Svetlana Radionova of the natural resources watchdog agency Rosprirodnadzor spoke about the ecological incident on Russian state television. She said that hypoxia has been determined as the most likely cause.

Radionova said that scientists are investigating whether natural gas emissions in the Caspian could be causing low oxygen. She added that similar events involving the mass death of seals occurred in Dagestan and Azerbaijan in the year 2000. About two thousand seals had died in that particular incident.

Zaur Gapizov, the head of the Caspian Environmental Protection Center, also commented on the mass deaths. He said there were no signs the seals were deliberately killed or caught in fishing nets. Gapizov believes they probably died a few weeks ago.

However, Simon Goodman, an ecologist at the University of Leeds, has said that seals in the region are threatened by “human activities, including very high rates of seal mortality in fishing gear set for sturgeon poaching, and habitat degradation arising from coastal development.”

Seals in the Caspian, Russia

Caspian seals are a species unique to the region and are not found anywhere else in the world. They survive on a diet of mostly fish and crustaceans that varies based on the season and availability. They are the only marine mammals in the Caspian Sea.

An average adult is between 126 and 129 centimeters (50 to 51 inches) in length and can weigh up to 86 kilograms (190 pounds). The males tend to be bigger and heavier. They keep growing until about the age of thirty to forty, whereas the females mature more quickly.

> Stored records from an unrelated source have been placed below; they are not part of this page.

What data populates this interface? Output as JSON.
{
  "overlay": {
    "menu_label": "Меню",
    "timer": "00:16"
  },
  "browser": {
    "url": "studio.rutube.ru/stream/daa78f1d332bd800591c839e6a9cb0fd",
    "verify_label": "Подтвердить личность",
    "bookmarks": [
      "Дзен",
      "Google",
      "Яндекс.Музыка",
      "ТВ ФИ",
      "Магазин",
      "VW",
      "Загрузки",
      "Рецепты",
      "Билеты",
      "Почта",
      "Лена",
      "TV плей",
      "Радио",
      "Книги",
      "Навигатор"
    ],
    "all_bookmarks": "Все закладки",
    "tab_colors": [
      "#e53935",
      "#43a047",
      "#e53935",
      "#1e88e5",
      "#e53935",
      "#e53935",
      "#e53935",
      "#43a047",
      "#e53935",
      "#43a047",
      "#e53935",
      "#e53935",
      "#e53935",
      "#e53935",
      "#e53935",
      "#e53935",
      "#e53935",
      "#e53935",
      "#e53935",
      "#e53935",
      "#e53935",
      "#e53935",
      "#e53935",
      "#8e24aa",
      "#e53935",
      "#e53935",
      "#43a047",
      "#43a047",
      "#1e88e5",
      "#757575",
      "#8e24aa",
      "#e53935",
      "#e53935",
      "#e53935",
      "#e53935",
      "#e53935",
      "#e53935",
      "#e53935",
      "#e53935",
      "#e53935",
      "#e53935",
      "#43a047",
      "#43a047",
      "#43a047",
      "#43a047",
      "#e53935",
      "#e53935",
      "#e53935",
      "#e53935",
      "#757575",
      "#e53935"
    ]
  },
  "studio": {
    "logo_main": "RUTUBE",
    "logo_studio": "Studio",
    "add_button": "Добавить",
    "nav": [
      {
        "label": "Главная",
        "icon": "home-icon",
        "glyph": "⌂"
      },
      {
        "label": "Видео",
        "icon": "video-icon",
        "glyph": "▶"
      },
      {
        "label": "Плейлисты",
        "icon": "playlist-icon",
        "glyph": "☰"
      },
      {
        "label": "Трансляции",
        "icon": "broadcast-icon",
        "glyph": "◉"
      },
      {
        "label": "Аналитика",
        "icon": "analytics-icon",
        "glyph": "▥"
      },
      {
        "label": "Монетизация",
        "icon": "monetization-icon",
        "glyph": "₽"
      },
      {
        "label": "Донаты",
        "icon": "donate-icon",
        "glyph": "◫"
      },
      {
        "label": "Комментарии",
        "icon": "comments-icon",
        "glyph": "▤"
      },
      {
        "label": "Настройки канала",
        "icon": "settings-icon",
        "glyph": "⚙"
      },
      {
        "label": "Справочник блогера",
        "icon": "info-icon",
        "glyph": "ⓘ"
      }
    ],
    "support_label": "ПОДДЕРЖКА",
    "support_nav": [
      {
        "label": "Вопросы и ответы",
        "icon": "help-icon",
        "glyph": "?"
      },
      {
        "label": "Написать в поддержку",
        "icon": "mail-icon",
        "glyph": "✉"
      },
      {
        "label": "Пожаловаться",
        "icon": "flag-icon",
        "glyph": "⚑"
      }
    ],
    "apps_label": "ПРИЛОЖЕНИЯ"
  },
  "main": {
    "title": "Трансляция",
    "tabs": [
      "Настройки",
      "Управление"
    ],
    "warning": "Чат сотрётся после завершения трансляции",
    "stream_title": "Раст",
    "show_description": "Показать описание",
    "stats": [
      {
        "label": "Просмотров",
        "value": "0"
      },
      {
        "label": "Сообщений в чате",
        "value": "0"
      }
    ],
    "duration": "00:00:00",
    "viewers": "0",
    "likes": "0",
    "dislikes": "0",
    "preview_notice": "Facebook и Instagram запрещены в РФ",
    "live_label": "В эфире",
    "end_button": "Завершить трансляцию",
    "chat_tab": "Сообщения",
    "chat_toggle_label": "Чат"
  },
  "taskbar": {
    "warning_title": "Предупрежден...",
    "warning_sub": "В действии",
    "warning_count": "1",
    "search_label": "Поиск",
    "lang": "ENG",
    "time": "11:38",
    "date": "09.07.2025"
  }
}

Their population is between 270,000 to 300,000, according to estimates by Dagestan’s Natural Resources Ministry. Lower estimates have been given by other organizations. The Caspian Seal Project estimated that approximately one hundred thousand of them are now left.

Since 2008, the International Union for Conservation of Nature (IUCN) has listed seals as endangered on the Red List of Threatened Species. In 2021, the IUCN identified three areas in the Caspian Sea as “Important Marine Mammal Areas,” vital to the preservation of this endangered species.